This is Tanzania we're talking bout here...they don't produce shyt,they even import food they used to grow back in the days,they are technologically eons behind,low literacy,corrupt as fukk,rural regions dont even have clean water,they couldnt even issue their citizens ID cards til 2013
They been dancing around this 'Kiswahili as a language for instruction in schools' for over 2 decades..
Its not a simple task to teach in Kiswahili,especially Science subjects
They jack most of the material from English books any fukking way..they have had to come up with new words for scientific terms.
If Tanzania was a developed nation,this would be hard but doable..but for one of the poorest countries in the world??
Its fukking stupid
Mr, Negroidal,
Thanks for those inputs.
All your points above perfectly describe a typical developing country. Let me just start by saying that our nation is a gift but at the same time a curse so let us try look at it from a fair perspective. It is true that we don't produce much at the moment because socialism or as I'd like to call the anti-privatization era killed most our industries (Nyerere's ego led him to ignore a lot of economists at that time). This definitely set us back half a century. However, like all the other developing nations who are going through the development stages, we are beginning to rediscover our own potential in our resources (recent discoveries of natural gas and oil). Despite that, its not a secret that we still seriously lag behind the rest in terms of physical and human capital (low education levels, high population growth rate, low life expectancy, high unemployment rates, commodity exports of raw materials rather than processed ingredients, majority of population lives in rural areas, poor technology etc.). To top it all, corruption is single-handedly ruining this country's reputation. We've been doing it wrong and wrong for decades. I blame the ruling party for putting this country into an immense shythole.

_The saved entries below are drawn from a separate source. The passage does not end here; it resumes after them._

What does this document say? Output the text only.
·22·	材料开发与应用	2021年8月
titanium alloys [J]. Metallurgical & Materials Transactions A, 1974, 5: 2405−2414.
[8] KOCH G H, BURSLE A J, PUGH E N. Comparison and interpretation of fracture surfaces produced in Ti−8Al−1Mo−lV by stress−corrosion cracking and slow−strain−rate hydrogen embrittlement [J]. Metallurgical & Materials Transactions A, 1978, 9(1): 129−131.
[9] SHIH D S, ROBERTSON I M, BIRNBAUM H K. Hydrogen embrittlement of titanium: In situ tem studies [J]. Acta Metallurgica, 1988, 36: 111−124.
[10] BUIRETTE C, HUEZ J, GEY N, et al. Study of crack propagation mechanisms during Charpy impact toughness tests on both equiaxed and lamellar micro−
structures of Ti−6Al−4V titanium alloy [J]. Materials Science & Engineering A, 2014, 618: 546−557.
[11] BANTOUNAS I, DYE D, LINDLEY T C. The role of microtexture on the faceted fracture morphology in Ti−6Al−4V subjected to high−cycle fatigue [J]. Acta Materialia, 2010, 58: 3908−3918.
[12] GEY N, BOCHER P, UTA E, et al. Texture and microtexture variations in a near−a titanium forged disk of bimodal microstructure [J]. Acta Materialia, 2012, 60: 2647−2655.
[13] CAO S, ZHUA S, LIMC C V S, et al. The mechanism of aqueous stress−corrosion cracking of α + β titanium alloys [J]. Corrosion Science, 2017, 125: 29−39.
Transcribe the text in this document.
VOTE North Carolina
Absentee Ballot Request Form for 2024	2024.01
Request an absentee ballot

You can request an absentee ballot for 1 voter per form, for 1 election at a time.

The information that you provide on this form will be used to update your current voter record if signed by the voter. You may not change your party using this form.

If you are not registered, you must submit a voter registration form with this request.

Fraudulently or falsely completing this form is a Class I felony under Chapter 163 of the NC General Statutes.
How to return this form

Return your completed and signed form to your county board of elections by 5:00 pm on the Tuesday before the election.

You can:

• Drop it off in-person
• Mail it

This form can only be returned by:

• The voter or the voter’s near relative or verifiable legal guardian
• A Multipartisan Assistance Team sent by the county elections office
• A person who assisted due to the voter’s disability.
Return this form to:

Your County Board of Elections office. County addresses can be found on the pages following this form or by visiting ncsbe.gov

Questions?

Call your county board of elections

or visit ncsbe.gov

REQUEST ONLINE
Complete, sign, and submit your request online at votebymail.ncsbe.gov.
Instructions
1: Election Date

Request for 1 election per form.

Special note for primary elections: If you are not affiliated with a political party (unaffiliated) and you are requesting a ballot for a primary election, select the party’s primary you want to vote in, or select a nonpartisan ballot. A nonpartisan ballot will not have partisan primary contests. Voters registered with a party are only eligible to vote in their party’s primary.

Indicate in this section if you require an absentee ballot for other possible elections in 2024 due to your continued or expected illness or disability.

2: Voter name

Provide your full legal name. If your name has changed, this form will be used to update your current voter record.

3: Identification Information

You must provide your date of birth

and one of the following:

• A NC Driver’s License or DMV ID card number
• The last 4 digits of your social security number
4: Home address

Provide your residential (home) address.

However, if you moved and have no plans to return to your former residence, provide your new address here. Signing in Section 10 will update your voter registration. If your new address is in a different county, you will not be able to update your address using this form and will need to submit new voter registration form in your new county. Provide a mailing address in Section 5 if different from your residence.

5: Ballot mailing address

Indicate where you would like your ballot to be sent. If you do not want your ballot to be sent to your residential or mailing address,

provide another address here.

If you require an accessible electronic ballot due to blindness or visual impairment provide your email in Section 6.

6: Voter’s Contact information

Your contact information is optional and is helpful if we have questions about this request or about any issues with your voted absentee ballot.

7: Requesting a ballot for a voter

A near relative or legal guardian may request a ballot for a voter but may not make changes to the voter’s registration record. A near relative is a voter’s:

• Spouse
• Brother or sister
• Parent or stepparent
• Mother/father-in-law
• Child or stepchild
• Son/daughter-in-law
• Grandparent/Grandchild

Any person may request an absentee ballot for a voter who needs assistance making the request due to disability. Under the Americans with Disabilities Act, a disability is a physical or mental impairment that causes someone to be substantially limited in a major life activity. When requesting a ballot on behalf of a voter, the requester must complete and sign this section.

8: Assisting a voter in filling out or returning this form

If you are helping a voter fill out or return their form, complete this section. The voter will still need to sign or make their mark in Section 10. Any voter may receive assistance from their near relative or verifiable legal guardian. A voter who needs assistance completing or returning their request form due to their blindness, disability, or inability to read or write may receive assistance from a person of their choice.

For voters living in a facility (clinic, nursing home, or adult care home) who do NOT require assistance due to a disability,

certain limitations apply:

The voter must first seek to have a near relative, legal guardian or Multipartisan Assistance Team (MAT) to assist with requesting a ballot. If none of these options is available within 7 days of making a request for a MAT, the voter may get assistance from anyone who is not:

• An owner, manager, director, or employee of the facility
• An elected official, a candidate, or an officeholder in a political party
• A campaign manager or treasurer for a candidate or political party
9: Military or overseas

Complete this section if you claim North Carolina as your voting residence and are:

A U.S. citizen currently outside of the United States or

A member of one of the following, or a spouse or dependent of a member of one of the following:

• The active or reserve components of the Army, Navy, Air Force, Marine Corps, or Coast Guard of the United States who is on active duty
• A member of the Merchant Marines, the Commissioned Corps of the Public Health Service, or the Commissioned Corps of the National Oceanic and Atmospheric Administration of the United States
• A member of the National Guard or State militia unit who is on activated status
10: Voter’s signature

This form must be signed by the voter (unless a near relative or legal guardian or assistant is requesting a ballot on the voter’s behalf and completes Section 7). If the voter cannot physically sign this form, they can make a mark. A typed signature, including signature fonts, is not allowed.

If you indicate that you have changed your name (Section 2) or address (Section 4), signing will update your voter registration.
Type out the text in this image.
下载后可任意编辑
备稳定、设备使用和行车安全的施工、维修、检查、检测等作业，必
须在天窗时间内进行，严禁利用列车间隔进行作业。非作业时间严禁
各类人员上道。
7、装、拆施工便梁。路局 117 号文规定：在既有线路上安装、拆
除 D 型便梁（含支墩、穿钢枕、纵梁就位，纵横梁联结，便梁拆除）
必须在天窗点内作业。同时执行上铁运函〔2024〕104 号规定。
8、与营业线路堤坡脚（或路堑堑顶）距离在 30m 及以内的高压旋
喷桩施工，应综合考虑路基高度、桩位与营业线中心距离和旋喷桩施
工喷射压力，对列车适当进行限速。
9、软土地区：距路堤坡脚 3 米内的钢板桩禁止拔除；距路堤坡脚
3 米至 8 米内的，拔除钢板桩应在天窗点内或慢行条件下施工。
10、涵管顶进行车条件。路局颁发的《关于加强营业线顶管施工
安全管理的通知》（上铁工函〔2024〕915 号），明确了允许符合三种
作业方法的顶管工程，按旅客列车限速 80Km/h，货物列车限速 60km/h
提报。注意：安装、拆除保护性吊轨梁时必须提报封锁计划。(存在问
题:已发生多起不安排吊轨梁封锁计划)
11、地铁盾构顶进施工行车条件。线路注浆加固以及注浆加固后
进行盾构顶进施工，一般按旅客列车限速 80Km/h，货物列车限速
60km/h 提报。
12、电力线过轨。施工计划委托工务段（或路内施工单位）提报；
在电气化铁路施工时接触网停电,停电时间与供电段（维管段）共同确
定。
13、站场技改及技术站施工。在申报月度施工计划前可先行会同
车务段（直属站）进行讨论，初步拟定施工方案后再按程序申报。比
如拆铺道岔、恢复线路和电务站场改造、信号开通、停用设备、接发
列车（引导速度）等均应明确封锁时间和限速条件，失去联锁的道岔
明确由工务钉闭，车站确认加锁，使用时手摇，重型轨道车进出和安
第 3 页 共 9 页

However, after having lived here for 3 plus years, I can sort of understand why the government would opt to kick out English. It's a huge risk that they are taking by opting to go with just Swahili but it sounds like a calculated risk. I am 100% sure that majority of the people in this country would prefer to focus on Swahili and to use it extensively in education.
For those who have ever visited this country would know that for the majority, Tanzanians and the English language rarely mix

. Truthfully, from experience, speaking English is like eating a forbidden fruit, you can't speak it in public without people looking back and looking at you like

. Hope this policy puts us in the right path because it will make it fair for a nation of people to communicate in a language in which they are comfortable. As an economist, this sounds like a good idea in terms of developing our human capital but we need to make sure that our youth are ready for the challenges and opportunities that can carry this country forward and put us on the global stage and not this egotistical thinking shyt that is presently at the core of our rotten government.